С тех пор Витька не поднимал о Кареве разговора, и Варенька ни разу не напомнила своему братцу отчаянного его бунта против чистоплюя.
Почти пять лет шло старым чередом, так что Евдокия Петровна выплакала реки слез, убиваясь о дочери, отвадившей от дома женихов.
Варенька словно забыла думать о Никите Васильиче. Дружба ее с Витькой еще больше упрочилась, он постепенно вошел в доверие к Михаилу Гавриловичу, ходил по-хозяйски степенный, распорядительный, упиваясь благополучием и надеждами.
Но, поистине, человек строит свою судьбу на песке.
Когда казаки залегли осетрами в Уральске, распространяя сонливую рыбью уверенность, что все обстоит великолепно, что никакого бунта в яицком кругу не предвидится, что революция — дело иногороднее, мужицкое, не казачье, что, коснись живота, — они за себя постоят, что надо, мол, только выждать, отсидеться, — вот в это время на Варвару Михайловну напала необыкновенная радость. Все в ней ликовало, переливалось весельем, цвело, как весной рдело. Чем туже зажимали осажденный город сетью учуга, чем круче сковывал мороз притихшие дома, тем восторженнее становилась Варвара Михайловна, точно близившаяся, наступавшая гроза восхищала ее дух.
Один Витька угадал верно, откуда дул ветер, и сразу присмирел, заскучал, поник: в городе появился Никита Васильич Карев. Витька, впрочем, не знал, что возлагала Варвара Михайловна на пребывание в Уральске Карева, и никак не мог доискаться, видела ли она его, говорила ли с ним или узнала о его приезде стороной.
Варваре Михайловне удалось встретить Никиту, и встреча эта, как всегда, произошла случайно, мельком, на ходу.

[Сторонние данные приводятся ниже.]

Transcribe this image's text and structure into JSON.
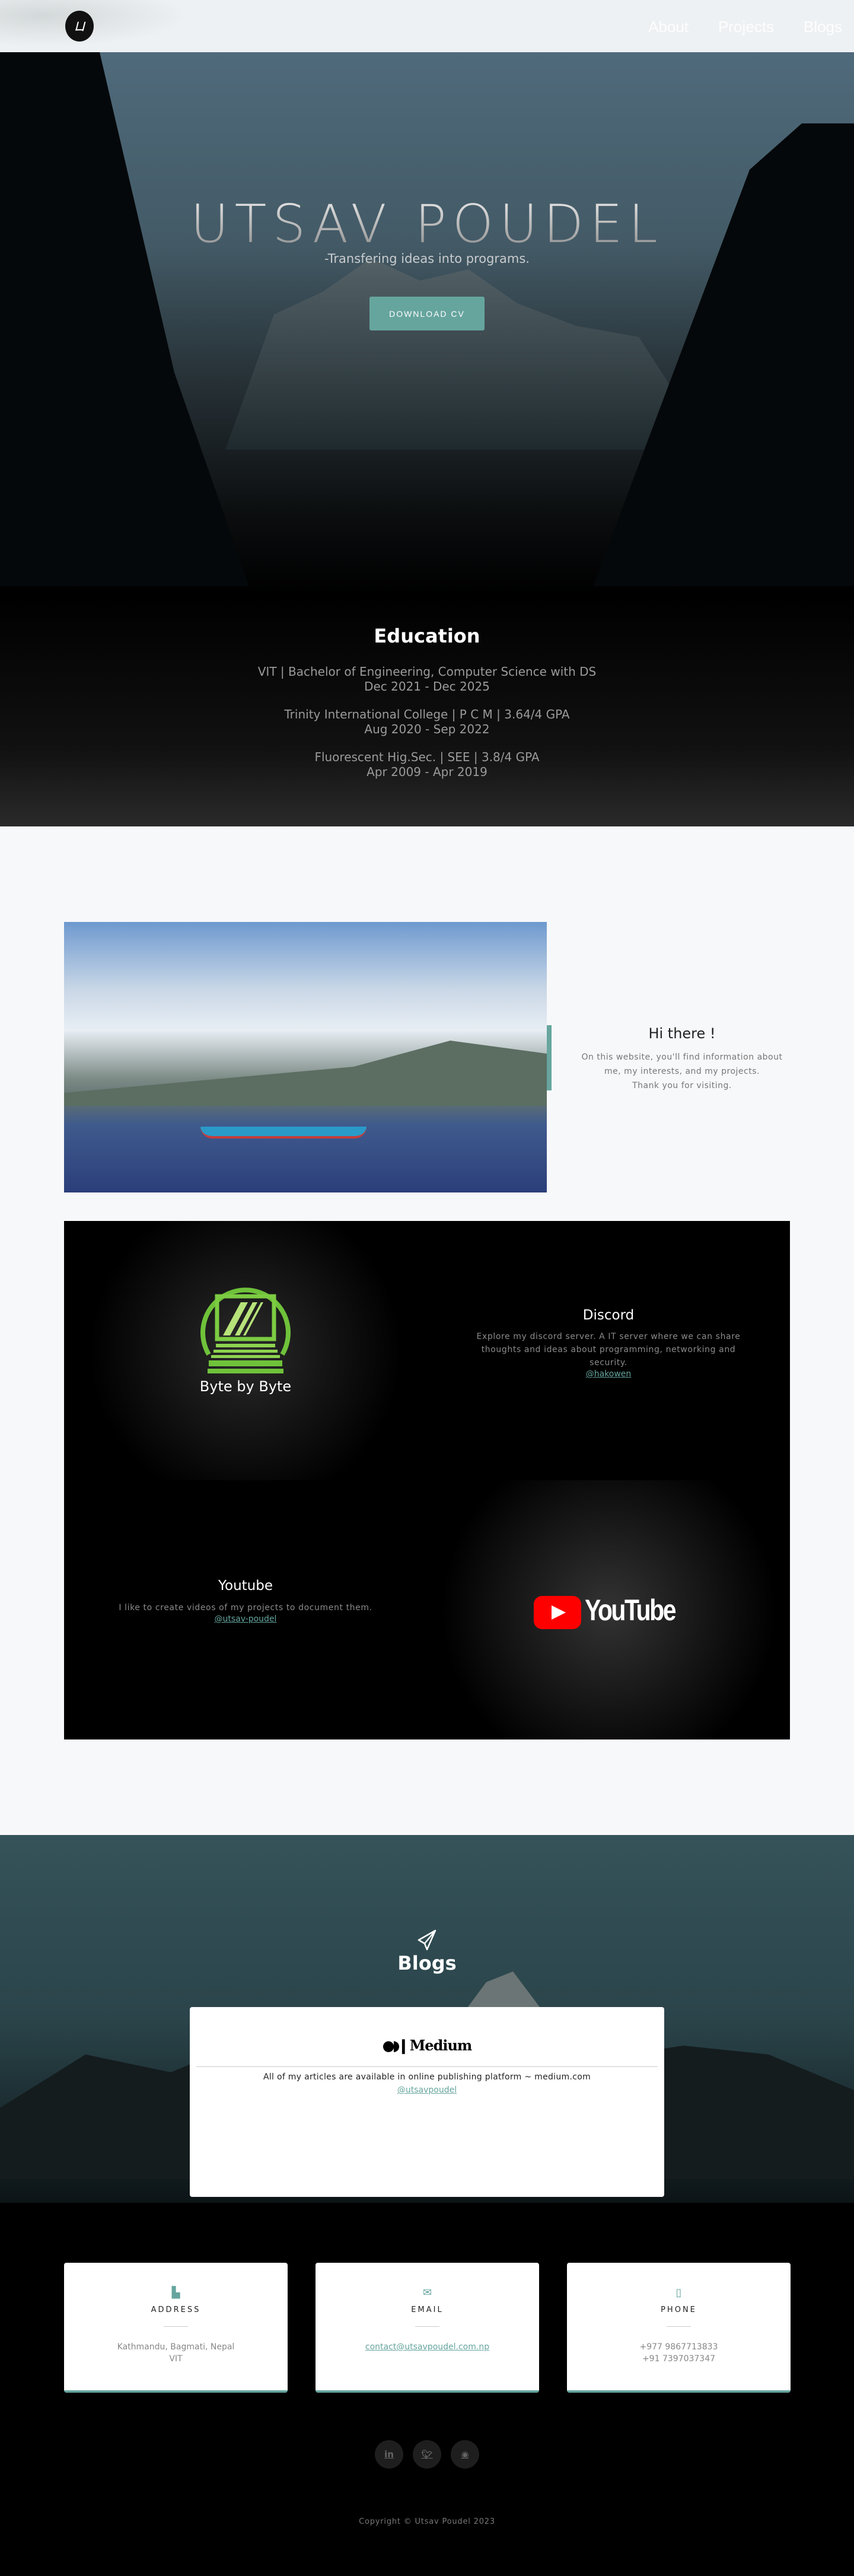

Странно было, что, не видясь с Никитой годами, живя особой, отгороженной от него семью городьбами жизнью, Варвара Михайловна встречала его так, словно только что рассталась и продолжает прерванный разговор. Наверно, она действительно не расставалась с ним никогда, нося его с собой, в своем упрямом молчании.
На этот раз он первый окликнул ее, и, может быть, оттого она не справилась с волненьем, улица поплыла перед нею, и Никита показался ей каким-то сияющим, большим и счастливым.
— Надолго? — спросила она, почти задыхаясь.
Он уплывал от нее вместе с улицей, сверкая непонятной улыбкой, и, чтобы удержать, не пустить его, чтобы поспеть услышать его голос, она протянула к нему руки.
Но Никита не торопился уходить, он стоял против нее, лицом к лицу, непонятно улыбался и медленно поднимал ее руки к губам. Он поцеловал руки по очереди, сначала одну, потом другую, туго прижимая ко рту и ласково глядя в глаза Варваре Михайловне. Это было невнятно и зыбко, как во сне, и, как во сне, безостановочно струилась улица, и Никита то уплывал с нею, то до боли ясно появлялся перед глазами, близко-близко к лицу. Она расслышала какие-то слова о работе, о рояле, который где-то хорошо стоит, о Чагане и луке, все это сбилось в кучу — рояль, Чаган, лука, — и только одно сверкнуло в сознании: надолго, надолго!
Варвара Михайловна придвинулась к Никите и — не зная зачем, с какою целью, вряд ли понимая, что за смысл вкладывала она в свои слова, — быстрым, настойчивым шепотом спросила:
— Если придут красные, останетесь?
— Останусь, теперь останусь, — ответил Никита.
— До свиданья! — крикнула она, словно в беспамятстве…
Встреча произошла в осеннюю стужу, ветер был злой, степь дула на город предзимьем, но Варваре Михайловне стужа обернулась оттепелью, день затеплился солнцем, и мартом потянуло из степи. И так пошло: ноябрь — апрелем, декабрь — маем, снега — как молодые травы, и бураны — как весенние дожди, и треск морозов — слаще пенья птиц…
По ночам стала слышна канонада, орудия звенели в морозе железом об лед; осетры похаживали по ятови, поднимались на шум; лед ломало, шум возрастал; осетры били хвостами; лед рвался, железо звенело в трещинах; осетры кучились в великое множество, пилами спин царапали лед; тогда в трещины, в проруби, в ямы просовывались багры и подбагренники и распарывали осетрам животы.
Начиналось последнее великое яицкое багренье: сыны артельно багрили и подбагривали в яицкой ятови кровных отцов. А у Варвары Михайловны шла весна: и впрямь ведь ломало лед! Со звоном, скрежетом бушевал на Урале, над ятовью, неудержимый ледолом.